Thunder god vine may not be a useful herbal medicine but the compounds isolated from it are fascinating – if not as medicines, then most certainly as laboratory tools. Nature Chemical Biology recently published an article where a research team from Johns Hopkins, the University of Colorado at Boulder, and Drew University in New Jersey, has determined the molecular mechanism of action of triptolide, an unusual triepoxide compound from the plant.
Tripterygium wilfordii Hook F, or thunder god vine, is known as lei gong teng in Chinese traditional medicine and has a history of use as an anti-inflammatory herb. As with many traditional medicines, usage patterns do not necessarily indicate scientific validity. In fact, a Cochrane review published just last month on herbal therapies for rheumatoid arthritis indicated that the efficacy of thunder god vine was mixed. More concerning is that the herb had significant adverse effects in some trials, from hair loss to one case of aplastic anemia.
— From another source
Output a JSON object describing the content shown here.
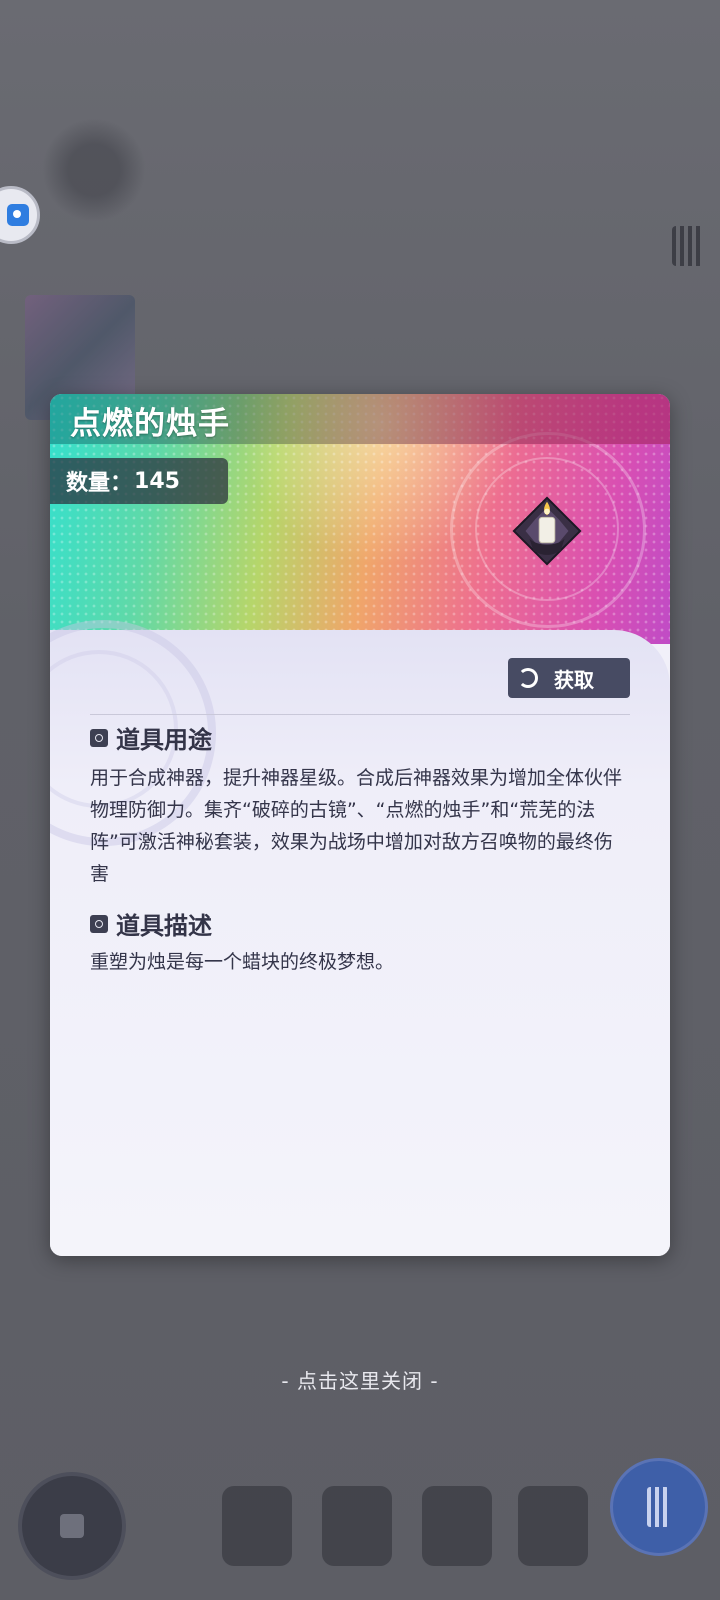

Nevertheless, the herb’s components have been studied since the 1970s for since they also appears to kill tumor cells in culture with nanomolar potency and have immunosuppresant activity in animal models. The group of the late natural products chemist at the University of Virginia, S. Morris Kupchan, first identified the unusual structures of triptolide and tripdiolide from Tripterygium wilfordii as described in this 1972 paper from the Journal of the American Chemical Society. Cytotoxic activity toward tumor cells in culture was used to guide the chemical fractionation of extracts. The unusual presence of three consecutive epoxides in the structures of both compounds led Kupchan to hypothesize later in Science that they target leukemia cells by covalent binding to cellular targets involved in cellular growth.
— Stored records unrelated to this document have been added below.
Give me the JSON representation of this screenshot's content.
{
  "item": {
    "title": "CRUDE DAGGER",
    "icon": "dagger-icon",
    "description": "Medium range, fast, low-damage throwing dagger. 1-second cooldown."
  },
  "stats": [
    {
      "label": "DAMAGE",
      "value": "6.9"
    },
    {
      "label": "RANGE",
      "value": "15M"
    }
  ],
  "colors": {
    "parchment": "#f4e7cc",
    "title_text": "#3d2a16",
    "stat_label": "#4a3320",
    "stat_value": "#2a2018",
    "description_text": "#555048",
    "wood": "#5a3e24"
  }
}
As an aside: Epoxides are chemically reactive groups composed of an oxygen atom bonded to two carbons; the constraints of this triangular structure and the electrons on the oxygen favor the opening of this ring and attack of other atoms such as sulfur, often present in regulatory regions of enzymes. The Wikipedia entry gives a pretty nice primer. The reactivity of epoxides also makes these compounds highly useful intermediates in industry, particularly in the manufacture of ethylene glycol antifreeze and industrial paints and adhesives (e.g. epoxy resins).
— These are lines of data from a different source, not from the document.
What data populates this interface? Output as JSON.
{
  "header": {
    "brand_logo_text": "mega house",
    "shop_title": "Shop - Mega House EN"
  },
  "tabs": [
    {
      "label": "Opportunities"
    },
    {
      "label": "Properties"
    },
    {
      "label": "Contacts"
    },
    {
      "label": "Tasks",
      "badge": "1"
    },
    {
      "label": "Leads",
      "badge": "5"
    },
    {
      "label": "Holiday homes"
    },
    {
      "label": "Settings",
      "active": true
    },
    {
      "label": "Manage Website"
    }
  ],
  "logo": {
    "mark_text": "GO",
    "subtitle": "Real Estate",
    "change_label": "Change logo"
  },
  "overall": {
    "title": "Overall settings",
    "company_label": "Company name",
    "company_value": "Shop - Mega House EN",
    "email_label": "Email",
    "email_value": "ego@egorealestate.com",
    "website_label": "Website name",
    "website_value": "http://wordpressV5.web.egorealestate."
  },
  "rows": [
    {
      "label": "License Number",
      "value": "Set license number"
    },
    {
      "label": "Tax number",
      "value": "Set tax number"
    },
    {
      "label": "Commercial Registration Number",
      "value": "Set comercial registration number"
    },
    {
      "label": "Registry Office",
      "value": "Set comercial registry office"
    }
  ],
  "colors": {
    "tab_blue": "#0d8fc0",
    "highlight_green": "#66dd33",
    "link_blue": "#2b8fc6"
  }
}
Conventional wisdom would drive most scientists to take one look at triptolide and say that this stuff is a royal mess – so chemically reactive that it couldn’t possible have a specific cellular target. It’s probably too “dirty” – so promiscuous in its binding that it probably attacks all manner of sulfhydryl-containing enzymes and blows the cells to smithereens.
However, several groups have shown over the last 10 or 15 years that some epoxide-containing natural products have very specific cellular targets. Epoxides are not so wildly reactive that they bind everything in their midst. Instead, the environment in which the epoxide exists seems to provide some binding specificity. For example, the group of Jun O. Liu, then at MIT, showed in 1998 that another epoxide-containing natural product, fumagillin, exerted its antiangiogenic activity by binding to a protein called methionine aminopeptidase 2 (MetAP2). Similarly, Brent Stockwell at Columbia University and the Howard Hughes Medical Institute recently published a tour de force in another Nature Chemical Biology paper showing that a reactive 2-chloromethylketone compound specifically targets protein disulfide isomerase, preventing neuronal cell death from misfolded proteins with potential use in Alzheimer’s or Huntington’s diseases.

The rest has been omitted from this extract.